I’ve seen discussed the MVC project structure using a UI Project and a Code Project. e.g.
http://lostechies.com/jimmybogard/2009/12/09/organizing-asp-net-mvc-solutions/
http://stackoverflow.com/questions/4357911/an-ideal-folder-structure-for-net-mvc
I’ve tried to do this in Visual Web Developer 2010 Express but I still end up having the following non-website related files in the UI project: .csproj, .csproj.user, the project dll file and the project pdb file.
This defeats the purpose, as the point of splitting into two projects was to have the UI one clean enough to run directly as the website without having to filter out un-necessary files.

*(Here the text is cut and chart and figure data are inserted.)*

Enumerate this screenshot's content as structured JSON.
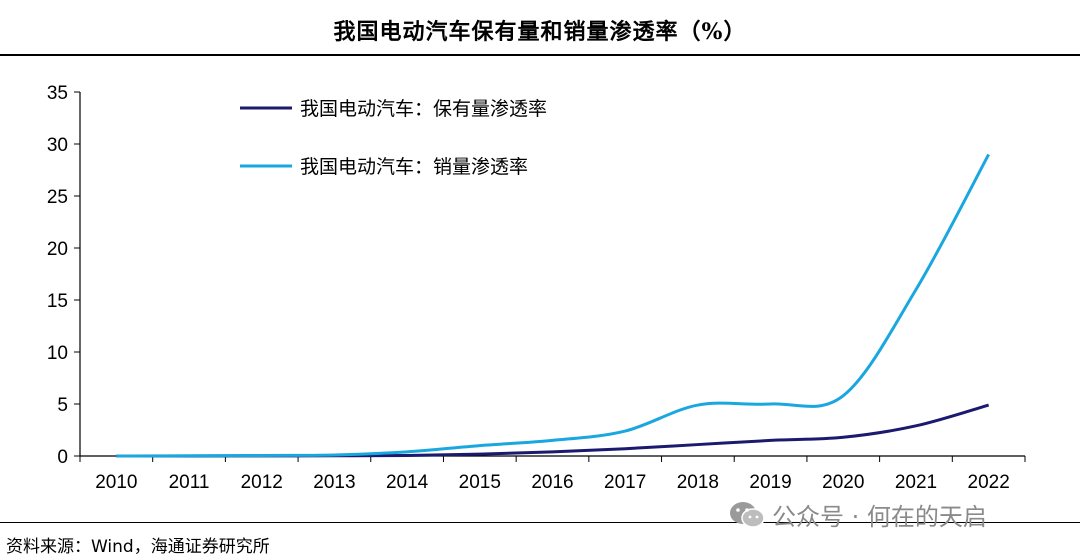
{
  "chart_data": {
    "type": "line",
    "title": "我国电动汽车保有量和销量渗透率（%）",
    "categories": [
      "2010",
      "2011",
      "2012",
      "2013",
      "2014",
      "2015",
      "2016",
      "2017",
      "2018",
      "2019",
      "2020",
      "2021",
      "2022"
    ],
    "ylim": [
      0,
      35
    ],
    "yticks": [
      0,
      5,
      10,
      15,
      20,
      25,
      30,
      35
    ],
    "legend_position": "top-left",
    "grid": false,
    "series": [
      {
        "name": "我国电动汽车：保有量渗透率",
        "color": "#1b1a6e",
        "values": [
          0,
          0,
          0.01,
          0.02,
          0.05,
          0.18,
          0.4,
          0.7,
          1.1,
          1.5,
          1.8,
          2.9,
          4.9
        ]
      },
      {
        "name": "我国电动汽车：销量渗透率",
        "color": "#1aa7e0",
        "values": [
          0,
          0.02,
          0.05,
          0.1,
          0.4,
          1.0,
          1.5,
          2.4,
          4.9,
          5.0,
          5.8,
          16.0,
          29.0
        ]
      }
    ]
  },
  "source_note": "资料来源：Wind，海通证券研究所",
  "watermark": {
    "icon": "wechat-icon",
    "text": "公众号 · 何在的天启"
  }
}
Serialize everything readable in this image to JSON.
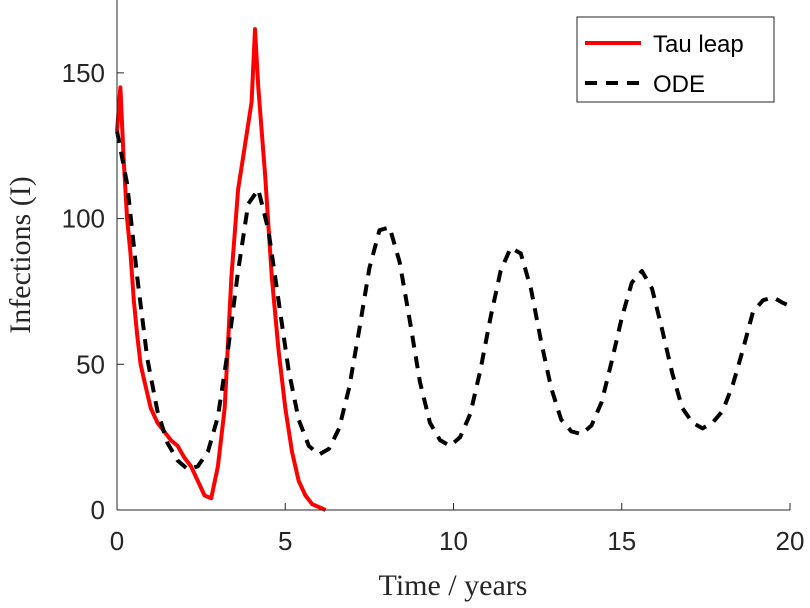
{
  "chart_data": {
    "type": "line",
    "xlabel": "Time / years",
    "ylabel": "Infections (I)",
    "xlim": [
      0,
      20
    ],
    "ylim": [
      0,
      175
    ],
    "xticks": [
      0,
      5,
      10,
      15,
      20
    ],
    "yticks": [
      0,
      50,
      100,
      150
    ],
    "grid": false,
    "legend_position": "top-right",
    "series": [
      {
        "name": "Tau leap",
        "style": "solid",
        "color": "#ff0000",
        "x": [
          0,
          0.1,
          0.2,
          0.3,
          0.4,
          0.5,
          0.6,
          0.7,
          0.8,
          0.9,
          1.0,
          1.2,
          1.4,
          1.6,
          1.8,
          2.0,
          2.2,
          2.4,
          2.6,
          2.8,
          3.0,
          3.2,
          3.4,
          3.6,
          3.8,
          4.0,
          4.1,
          4.2,
          4.4,
          4.6,
          4.8,
          5.0,
          5.2,
          5.4,
          5.6,
          5.8,
          6.0,
          6.2
        ],
        "y": [
          130,
          145,
          120,
          100,
          88,
          72,
          60,
          50,
          45,
          40,
          35,
          30,
          27,
          24,
          22,
          18,
          15,
          10,
          5,
          4,
          15,
          35,
          80,
          110,
          125,
          140,
          165,
          145,
          115,
          80,
          55,
          35,
          20,
          10,
          5,
          2,
          1,
          0
        ]
      },
      {
        "name": "ODE",
        "style": "dashed",
        "color": "#000000",
        "x": [
          0,
          0.3,
          0.6,
          0.9,
          1.2,
          1.5,
          1.8,
          2.1,
          2.4,
          2.7,
          3.0,
          3.3,
          3.6,
          3.9,
          4.2,
          4.5,
          4.8,
          5.1,
          5.4,
          5.7,
          6.0,
          6.3,
          6.6,
          6.9,
          7.2,
          7.5,
          7.8,
          8.1,
          8.4,
          8.7,
          9.0,
          9.3,
          9.6,
          9.9,
          10.2,
          10.5,
          10.8,
          11.1,
          11.4,
          11.7,
          12.0,
          12.3,
          12.6,
          12.9,
          13.2,
          13.5,
          13.8,
          14.1,
          14.4,
          14.7,
          15.0,
          15.3,
          15.6,
          15.9,
          16.2,
          16.5,
          16.8,
          17.1,
          17.4,
          17.7,
          18.0,
          18.3,
          18.6,
          18.9,
          19.2,
          19.5,
          19.8,
          20.0
        ],
        "y": [
          130,
          112,
          80,
          52,
          34,
          23,
          17,
          14,
          15,
          20,
          32,
          55,
          82,
          105,
          110,
          96,
          72,
          48,
          31,
          22,
          19,
          21,
          28,
          42,
          62,
          83,
          96,
          97,
          85,
          65,
          44,
          30,
          24,
          22,
          25,
          33,
          48,
          66,
          82,
          90,
          88,
          76,
          58,
          42,
          31,
          27,
          26,
          29,
          37,
          51,
          66,
          78,
          82,
          76,
          62,
          47,
          35,
          30,
          28,
          30,
          34,
          43,
          55,
          68,
          72,
          73,
          71,
          70
        ]
      }
    ]
  }
}
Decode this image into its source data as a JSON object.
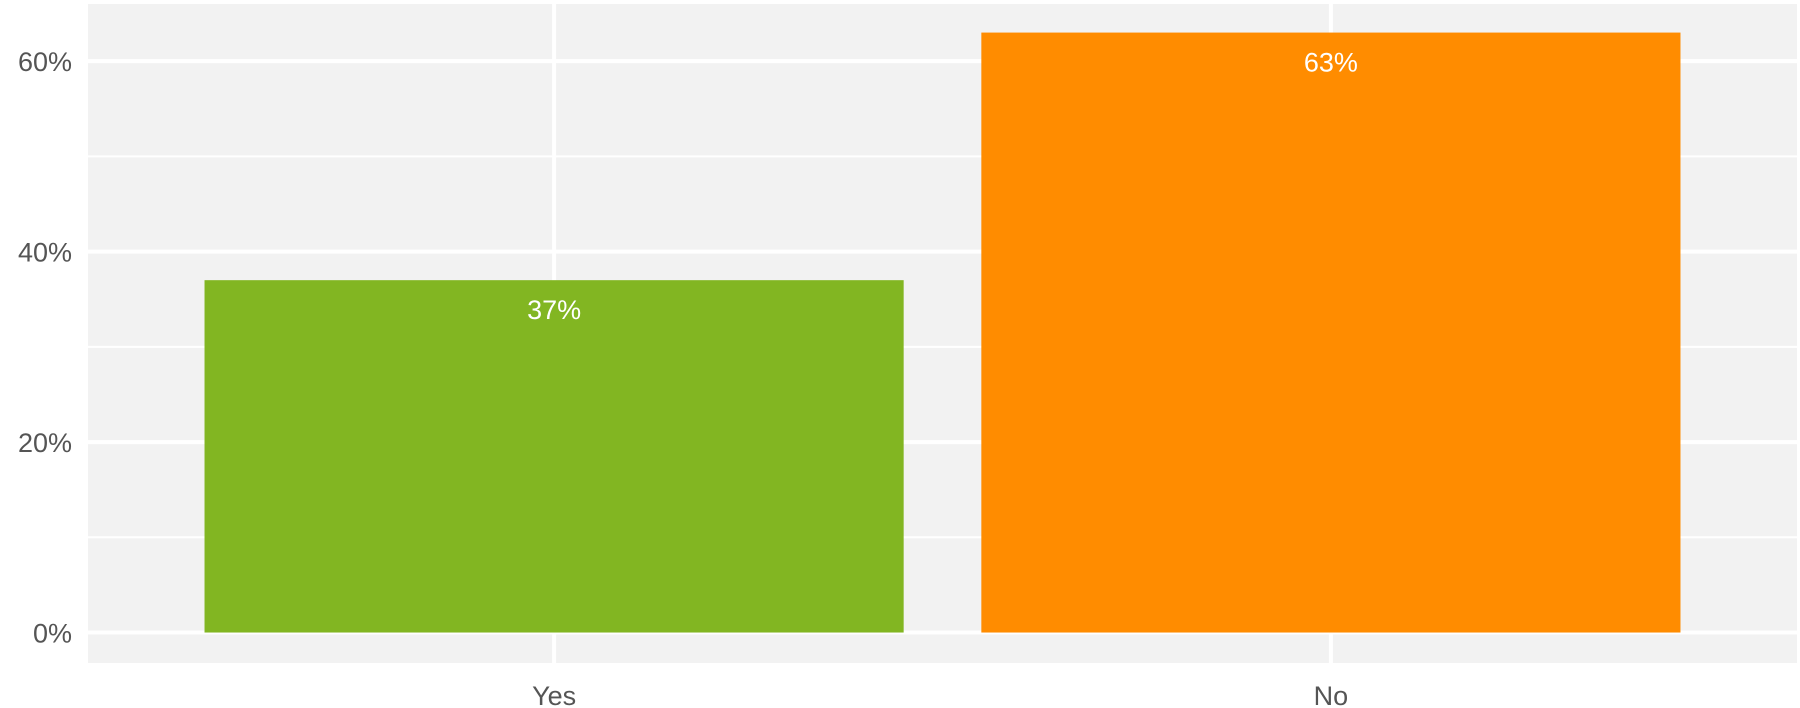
{
  "chart_data": {
    "type": "bar",
    "title": "",
    "xlabel": "",
    "ylabel": "",
    "categories": [
      "Yes",
      "No"
    ],
    "values": [
      37,
      63
    ],
    "value_labels": [
      "37%",
      "63%"
    ],
    "bar_colors": [
      "#82b622",
      "#ff8c00"
    ],
    "ylim": [
      -3.2,
      66
    ],
    "y_ticks": [
      0,
      20,
      40,
      60
    ],
    "y_tick_labels": [
      "0%",
      "20%",
      "40%",
      "60%"
    ],
    "grid": true,
    "legend": "none",
    "panel_background": "#f2f2f2",
    "grid_color": "#ffffff"
  }
}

- I copied the original project into a second project contained within the same solution
- I deleted the code files from the first project making it the UI project
- I deletes the UI files from the second project making it the code project
- I added a reference to the code project in the UI project.
Have I done this wrong? Or is this a limitation of this approach?
Any additional detail which might help me get this configuration working would be appreciated.
The reason for separating a project into separate core + UI projects is to cleanly separate the source code concerns.
Two of the files you are mentioning, the CSPROJ and CSPROJ.USER files, are for VWD only. They are not source code, and are not deployed when you publish your project.
The other 2 files, core DLL and core PDB, are runtime assemblies and debug files respectively. Your UI project will need a reference to these in order to be able to run code written and compiled into the core project.
So, having Core.dll and Cord.pdb in the bin folder of your UI project is okay, and doesn’t violate SoC. The csproj files have nothing to do with code, they are only there so that VWD can manage the projects.